While the question may sound paradoxical, as clinical care and data entry are meant to be complementary, it reflects a harsh reality for healthcare providers in the nation’s outermost, furthest and most remote (3T) areas. For these midwives, the two services have become a Catch-22. If they focus on clinical care, their digital reporting is neglected; if they prioritize data entry, the quality of maternal and child health services is inevitably compromised.
The Ultralight Project 2024, a comprehensive research study focusing on the digitalization of maternal and child health (MCH) services in Ambon and Kupang regency, East Nusa Tenggara, offers a critical look at how these systems function in the field. All current governmental regulations, including Government Regulation No. 28/2024 that implements the 2023 Health Law, reiterate that a midwife’s duty centers on MCH services. This includes everything from routine check-ups to ensuring emergency referrals when complications arise. The goal of this framework is noble and clear: to drastically reduce the maternal mortality rate (MMR) and meet the ambitious United Nations Sustainable Development Goal of fewer than 70 deaths per 100,000 live births.
Midwives are undeniably on the front line of this mission, serving as the healthcare personnel closest to the community. However, their role is complicated by their dual identity. Within the organizational structure of the Indonesian healthcare system, midwives are also part of the state apparatus. This means they are bound by the same administrative obligations as any other civil servant, including the exhaustive requirement to keep digital records and submit real-time reports. In practice, this requires them to navigate a labyrinth of applications for patient registration, antenatal care, child development tracking and referral management.
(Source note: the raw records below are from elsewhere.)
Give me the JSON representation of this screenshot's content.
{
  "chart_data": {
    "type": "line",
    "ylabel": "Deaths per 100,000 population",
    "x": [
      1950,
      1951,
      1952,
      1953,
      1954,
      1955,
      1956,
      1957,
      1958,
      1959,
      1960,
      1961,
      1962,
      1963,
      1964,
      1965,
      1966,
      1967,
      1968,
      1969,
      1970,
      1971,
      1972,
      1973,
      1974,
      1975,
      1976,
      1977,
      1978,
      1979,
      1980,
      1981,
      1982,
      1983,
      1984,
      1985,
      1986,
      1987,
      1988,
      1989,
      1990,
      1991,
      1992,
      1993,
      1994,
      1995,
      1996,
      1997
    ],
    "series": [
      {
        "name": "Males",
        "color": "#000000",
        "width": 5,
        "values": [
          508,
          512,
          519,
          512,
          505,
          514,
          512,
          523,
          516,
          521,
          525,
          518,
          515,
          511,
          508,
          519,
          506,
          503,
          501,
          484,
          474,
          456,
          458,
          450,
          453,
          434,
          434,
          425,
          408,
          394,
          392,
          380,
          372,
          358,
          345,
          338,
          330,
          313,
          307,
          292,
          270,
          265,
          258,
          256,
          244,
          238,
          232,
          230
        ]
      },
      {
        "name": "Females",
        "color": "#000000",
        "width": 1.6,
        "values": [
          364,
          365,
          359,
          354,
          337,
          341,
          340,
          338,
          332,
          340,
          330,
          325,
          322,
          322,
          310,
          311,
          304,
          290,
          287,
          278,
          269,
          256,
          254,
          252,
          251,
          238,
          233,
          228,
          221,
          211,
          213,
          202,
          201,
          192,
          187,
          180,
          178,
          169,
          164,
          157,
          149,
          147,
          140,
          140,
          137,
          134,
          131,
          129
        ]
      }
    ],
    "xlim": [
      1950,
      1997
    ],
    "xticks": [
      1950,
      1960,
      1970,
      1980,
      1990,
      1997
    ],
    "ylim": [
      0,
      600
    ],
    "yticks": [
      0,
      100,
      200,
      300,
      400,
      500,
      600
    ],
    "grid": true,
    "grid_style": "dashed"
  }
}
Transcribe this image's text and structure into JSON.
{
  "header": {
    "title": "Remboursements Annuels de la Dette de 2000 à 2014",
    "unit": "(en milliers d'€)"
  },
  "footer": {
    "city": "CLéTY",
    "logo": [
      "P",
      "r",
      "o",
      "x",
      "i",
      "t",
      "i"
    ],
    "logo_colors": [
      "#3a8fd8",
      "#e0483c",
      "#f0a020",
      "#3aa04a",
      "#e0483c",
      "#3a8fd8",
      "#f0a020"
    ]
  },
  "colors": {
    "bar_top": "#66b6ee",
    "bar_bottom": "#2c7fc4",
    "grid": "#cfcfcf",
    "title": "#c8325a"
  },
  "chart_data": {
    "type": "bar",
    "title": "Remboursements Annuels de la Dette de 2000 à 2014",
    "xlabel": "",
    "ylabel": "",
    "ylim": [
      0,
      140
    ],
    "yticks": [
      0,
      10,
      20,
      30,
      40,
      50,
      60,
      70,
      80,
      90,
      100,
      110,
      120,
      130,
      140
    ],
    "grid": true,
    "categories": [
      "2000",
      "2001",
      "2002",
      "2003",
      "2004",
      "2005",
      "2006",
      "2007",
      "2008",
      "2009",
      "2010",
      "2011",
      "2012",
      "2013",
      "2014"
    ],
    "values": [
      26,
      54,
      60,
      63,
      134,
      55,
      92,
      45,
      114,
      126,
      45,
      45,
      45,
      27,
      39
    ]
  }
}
Ideally, inputting data into these digital applications should be a simple precursor to providing medical services. In the 3T regions, however, this task is rarely completed in one go. Midwives are frequently stymied by systemic constraints such as extreme loading delays, software errors, signal interference and sudden power outages.
Furthermore, the system often requires a valid National Identification Number (NIK) to proceed. In remote regions, where many residents lack formal documentation or have invalid ID numbers, this creates a total deadlock. The midwife is then left with a choice: deny service to a patient in need, or provide the service and accept that the data, and thus their performance record, will remain incomplete.
This "double burden" of clinical service versus digital administration has led to a measurable decline in performance. Recent studies indicate that the service performance of midwives dropped to a low of 58.1 percent between 2021 and 2023, a figure that sits significantly below that of other health workers at community health centers (Puskesmas).